Multi channel image classification model

I am using reset50 to classify multi channel(10) images by changing input channel from 3 to 10 but I am getting less accuracy(35%) on test data, I am starting to wonder that reset is designed for 3 channels and might not work for 10 channel, My question is can someone suggest which models are used for training such high channel images ?

What do your channels represent?

bands(wavelength) of satelliet images

Got it, and are you already using the pretrained resnet50 weights everywhere except your first convolution and the classifier?

yes I load reset50 with pretrained weight then set first layer(cov1) to 10 channels and last layer to my size of classes, which discard pretrained weights for only these two layers.

OK, sounds like a reasonable thing. Are, separate from the extra channels, are the types of objects you’re looking to classify similarly shaped to what the Resnet was trained on, or totally different? If they’re totally different, it’s possible that your later Resnet pretrained features are inappropriate for your problem. The early layers might be OK (modulo the channel difference) since they are edge / circle primitives, but more complicated features downstream might be not appropriate.

Something you can try doing the following (inspired by fastai / Kaggle best practices):

  • train for some epochs while freezing the remaining pretrained weights (2nd, 3rd, …, n-1 layer frozen, 1st and nth layer unfrozen)
  • save the state dict here
  • experiment with training from here onwards using differential learning rates when you unfreeze the 2nd - n-1th layer. specifically give a high learning rate to the new layers, and to the later layers (n-4, n-3, etc.)
  • experiment with resetting the later Resnet features, per my initial comment above. they may not be what you want for your problem.
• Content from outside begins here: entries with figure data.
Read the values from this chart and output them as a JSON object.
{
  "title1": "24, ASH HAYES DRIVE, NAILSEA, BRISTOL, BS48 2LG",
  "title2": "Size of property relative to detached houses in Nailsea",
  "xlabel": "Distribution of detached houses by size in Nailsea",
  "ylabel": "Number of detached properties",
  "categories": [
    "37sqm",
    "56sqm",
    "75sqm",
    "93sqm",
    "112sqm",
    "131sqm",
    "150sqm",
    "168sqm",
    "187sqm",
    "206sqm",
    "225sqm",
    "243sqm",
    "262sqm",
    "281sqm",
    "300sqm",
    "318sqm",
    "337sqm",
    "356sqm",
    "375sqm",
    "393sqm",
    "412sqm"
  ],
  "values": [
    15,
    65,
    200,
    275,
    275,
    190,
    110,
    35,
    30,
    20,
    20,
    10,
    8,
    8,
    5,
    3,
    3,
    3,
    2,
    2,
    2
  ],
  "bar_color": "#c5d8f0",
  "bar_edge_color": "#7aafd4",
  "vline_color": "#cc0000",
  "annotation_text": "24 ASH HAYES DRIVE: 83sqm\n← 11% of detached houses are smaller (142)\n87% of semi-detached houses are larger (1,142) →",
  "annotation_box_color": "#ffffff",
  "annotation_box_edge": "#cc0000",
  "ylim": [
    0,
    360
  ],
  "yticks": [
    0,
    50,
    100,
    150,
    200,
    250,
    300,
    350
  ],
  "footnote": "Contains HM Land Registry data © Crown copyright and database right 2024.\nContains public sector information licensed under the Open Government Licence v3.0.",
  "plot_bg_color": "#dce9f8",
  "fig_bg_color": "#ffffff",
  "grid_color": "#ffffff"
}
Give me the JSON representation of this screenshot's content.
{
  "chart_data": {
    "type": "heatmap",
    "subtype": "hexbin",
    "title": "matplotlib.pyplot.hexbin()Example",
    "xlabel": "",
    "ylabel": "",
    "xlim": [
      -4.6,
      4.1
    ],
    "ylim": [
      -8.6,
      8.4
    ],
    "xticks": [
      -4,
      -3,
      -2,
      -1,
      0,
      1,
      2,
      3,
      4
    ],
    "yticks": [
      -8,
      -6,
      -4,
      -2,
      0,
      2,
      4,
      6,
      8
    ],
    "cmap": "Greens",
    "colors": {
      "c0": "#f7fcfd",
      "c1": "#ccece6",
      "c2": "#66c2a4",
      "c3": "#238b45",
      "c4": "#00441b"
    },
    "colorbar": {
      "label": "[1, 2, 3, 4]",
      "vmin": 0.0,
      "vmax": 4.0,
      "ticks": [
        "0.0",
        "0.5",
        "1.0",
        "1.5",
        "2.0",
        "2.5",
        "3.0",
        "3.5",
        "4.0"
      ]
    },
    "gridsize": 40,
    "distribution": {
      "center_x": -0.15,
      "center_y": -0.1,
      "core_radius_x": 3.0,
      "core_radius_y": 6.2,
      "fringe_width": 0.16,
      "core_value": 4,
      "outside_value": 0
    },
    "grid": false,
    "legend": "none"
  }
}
Separate from all of this, make sure you’re doing all the typical training tricks (data augmentation and so on) and check that those tricks are adapted to your problem. For example, for satellite imagery I imagine shearing is not particularly useful (since that simulates different 3d perspectives, but satellite is flat) but instead you want to rotate your images up to 360 degrees and flipping them.

If it turns out that the network capacity is insufficient (though I’d be surprised) you can even experiment with adding more channels to the early resnet layers. You then have to carefully put the pretrained weights to only the part of the layer that matches the size (you can’t just assign them to the entire layer anymore, since there will be a size mismatch).

Hoppe this helps!

Actually training error is low and test error error is high, I also tried resnet18 but same results in hope of overfitting, I am training for multi label and data is very unbalanced, I notices per class accuracy is high for class with less samples and low for classes with high samples, so I am first going the route of balancing multi label dataset then think of blaming archietecture which has a lower chance of being the culprit.

Actually it is overfitting but not because of network capacity being high.

Sounds like a useful observation and a good plan. More aggressive data augmentation might also help with mitigating overfitting, to the extent that’s possible.

If you’re using a standard train/valid/test split you should be able to track per-class valid accuracy and see the inflexion point when overfitting begins.